Astronomers proposed a solution to this mystery. They suggested that the magnetar formed through the interactions of two very massive stars orbiting one another in a binary system so compact that it would fit within the orbit of the Earth around the Sun. But, up to now, no companion star was detected at the location of the magnetar in Westerlund 1, so astronomers used the VLT to search for it in other parts of the cluster. They hunted for runaway stars — objects escaping the cluster at high velocities — that might have been kicked out of orbit by the supernova explosion that formed the magnetar. One star, known as Westerlund 1-5 , was found to be doing just that.
"Not only does this star have the high velocity expected if it is recoiling from a supernova explosion, but the combination of its low mass, high luminosity and carbon-rich composition appear impossible to replicate in a single star — a smoking gun that shows it must have originally formed with a binary companion," adds Ben Ritchie (Open University), a co-author on the new paper.

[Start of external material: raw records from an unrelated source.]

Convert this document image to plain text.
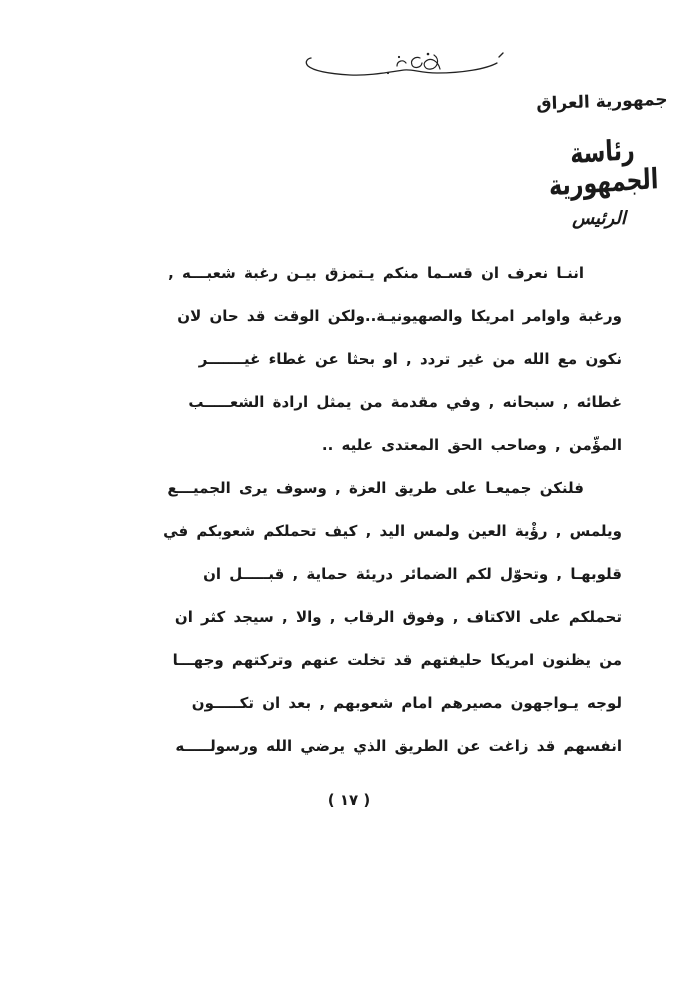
جمهورية العراق
رئاسة الجمهورية
الرئيس
اننـا نعرف ان قسـما منكم يـتمزق بيـن رغبة شعبـــه ,
ورغبة واوامر امريكا والصهيونيـة..ولكن الوقت قد حان لان
نكون مع الله من غير تردد , او بحثا عن غطاء غيـــــــر
غطائه , سبحانه , وفي مقدمة من يمثل ارادة الشعـــــب
المؤّمن , وصاحب الحق المعتدى عليه ..
فلنكن جميعـا على طريق العزة , وسوف يرى الجميـــع
ويلمس , رؤْية العين ولمس اليد , كيف تحملكم شعوبكم في
قلوبهـا , وتحوّل لكم الضمائر دريئة حماية , قبـــــل ان
تحملكم على الاكتاف , وفوق الرقاب , والا , سيجد كثر ان
من يظنون امريكا حليفتهم قد تخلت عنهم وتركتهم وجهـــا
لوجه يـواجهون مصيرهم امام شعوبهم , بعد ان تكـــــون
انفسهم قد زاغت عن الطريق الذي يرضي الله ورسولـــــه
( ١٧ )
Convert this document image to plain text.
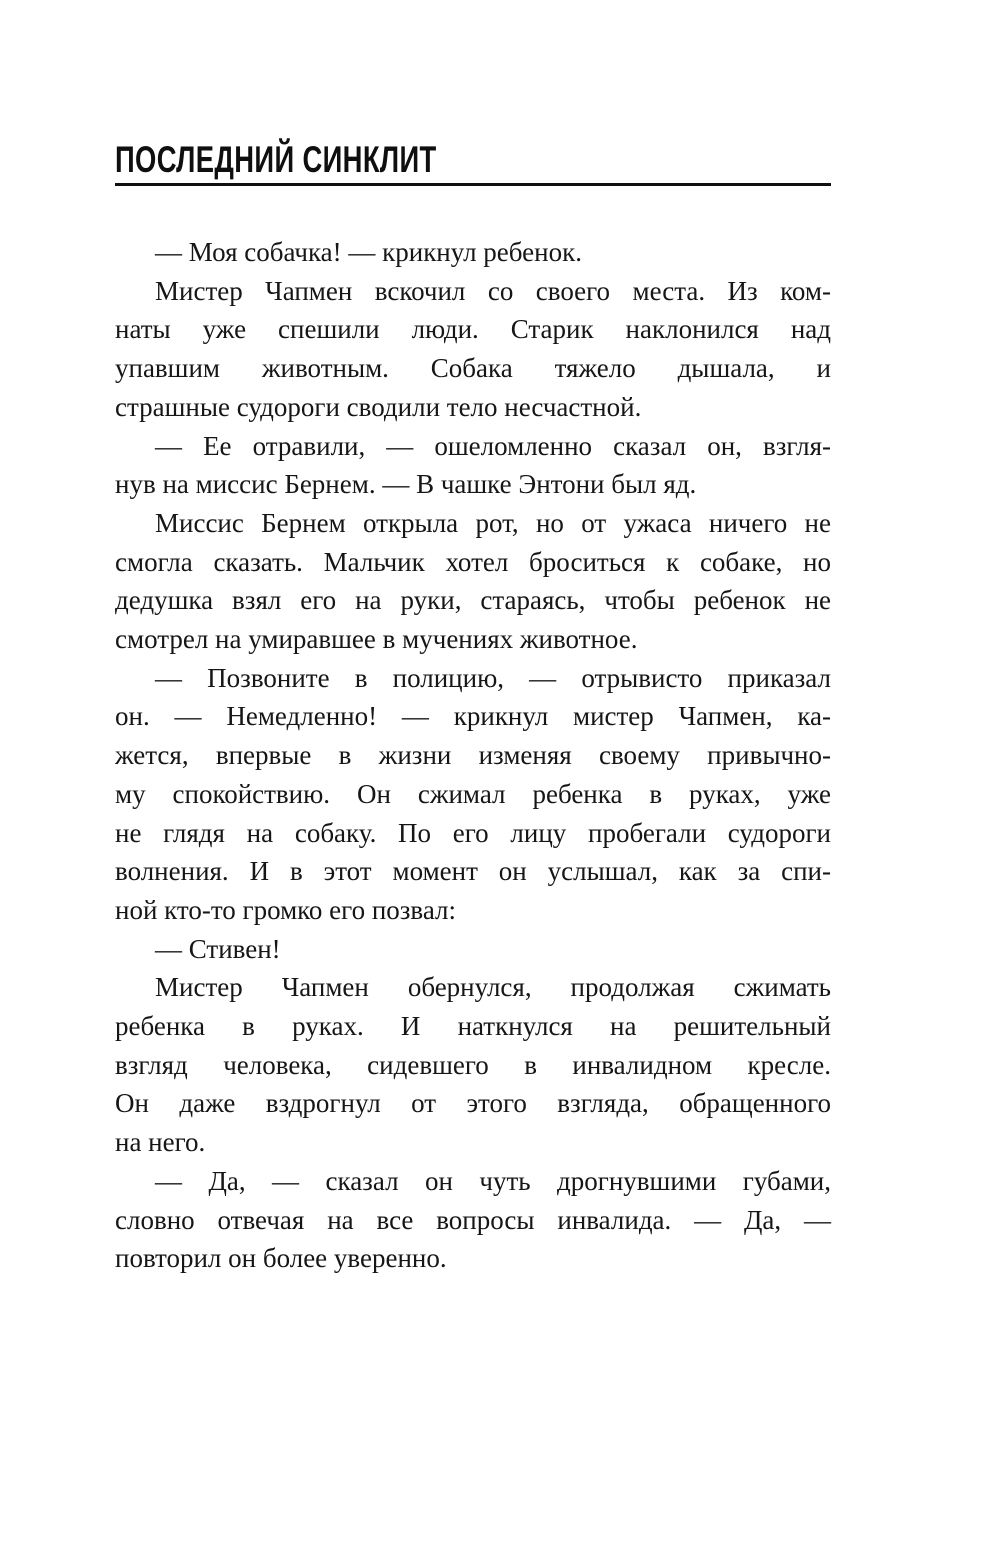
ПОСЛЕДНИЙ СИНКЛИТ
— Моя собачка! — крикнул ребенок.
Мистер Чапмен вскочил со своего места. Из ком-
наты уже спешили люди. Старик наклонился над
упавшим животным. Собака тяжело дышала, и
страшные судороги сводили тело несчастной.
— Ее отравили, — ошеломленно сказал он, взгля-
нув на миссис Бернем. — В чашке Энтони был яд.
Миссис Бернем открыла рот, но от ужаса ничего не
смогла сказать. Мальчик хотел броситься к собаке, но
дедушка взял его на руки, стараясь, чтобы ребенок не
смотрел на умиравшее в мучениях животное.
— Позвоните в полицию, — отрывисто приказал
он. — Немедленно! — крикнул мистер Чапмен, ка-
жется, впервые в жизни изменяя своему привычно-
му спокойствию. Он сжимал ребенка в руках, уже
не глядя на собаку. По его лицу пробегали судороги
волнения. И в этот момент он услышал, как за спи-
ной кто-то громко его позвал:
— Стивен!
Мистер Чапмен обернулся, продолжая сжимать
ребенка в руках. И наткнулся на решительный
взгляд человека, сидевшего в инвалидном кресле.
Он даже вздрогнул от этого взгляда, обращенного
на него.
— Да, — сказал он чуть дрогнувшими губами,
словно отвечая на все вопросы инвалида. — Да, —
повторил он более уверенно.
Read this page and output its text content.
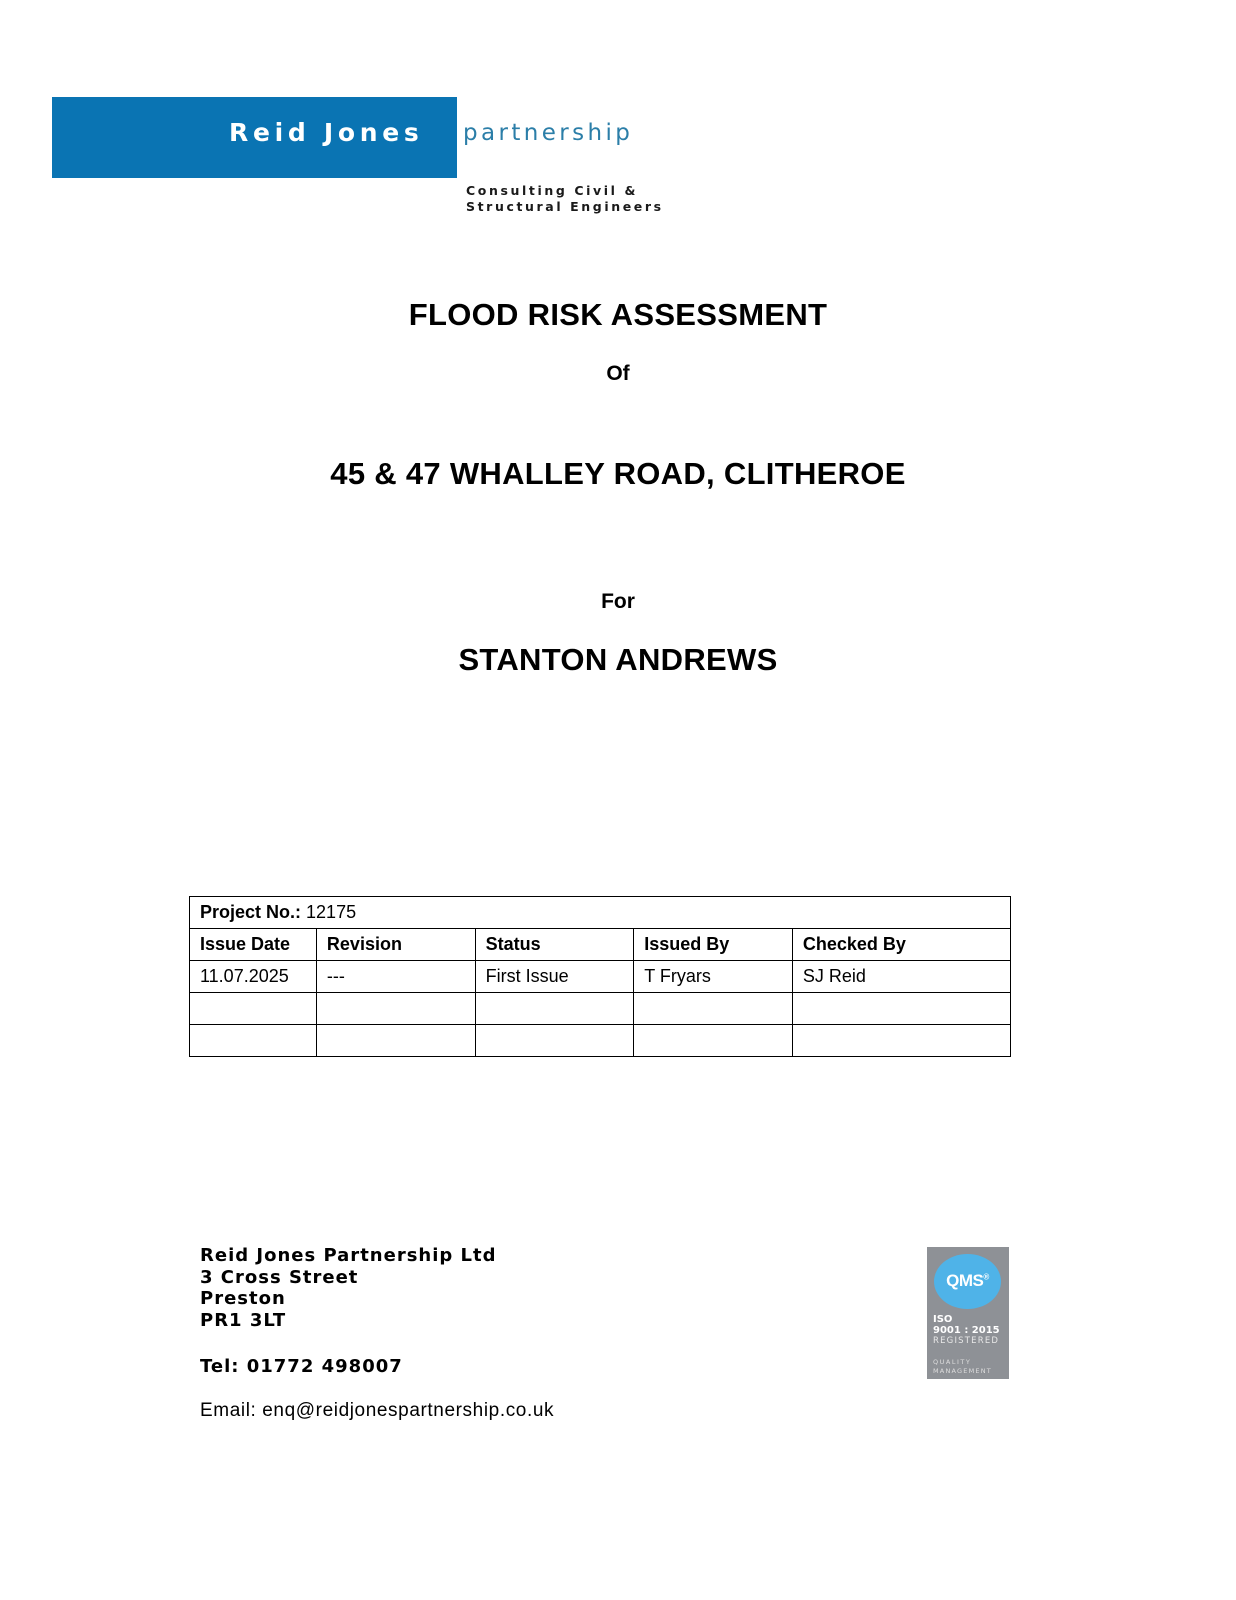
Reid Jones partnership
Consulting Civil &
Structural Engineers
FLOOD RISK ASSESSMENT
Of
45 & 47 WHALLEY ROAD, CLITHEROE
For
STANTON ANDREWS
Project No.: 12175				
Issue Date	Revision	Status	Issued By	Checked By
11.07.2025	---	First Issue	T Fryars	SJ Reid

Reid Jones Partnership Ltd
3 Cross Street
Preston
PR1 3LT
Tel: 01772 498007
Email: enq@reidjonespartnership.co.uk
QMS®
ISO
9001 : 2015
REGISTERED
QUALITY
MANAGEMENT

This discovery allowed the astronomers to reconstruct the stellar life story that permitted the magnetar to form, in place of the expected black hole . In the first stage of this process, the more massive star of the pair begins to run out of fuel, transferring its outer layers to its less massive companion — which is destined to become the magnetar — causing it to rotate more and more quickly. This rapid rotation appears to be the essential ingredient in the formation of the magnetar's ultra-strong magnetic field.
In the second stage, as a result of this mass transfer, the companion itself becomes so massive that it in turn sheds a large amount of its recently gained mass. Much of this mass is lost but some is passed back to the original star that we still see shining today as Westerlund 1-5.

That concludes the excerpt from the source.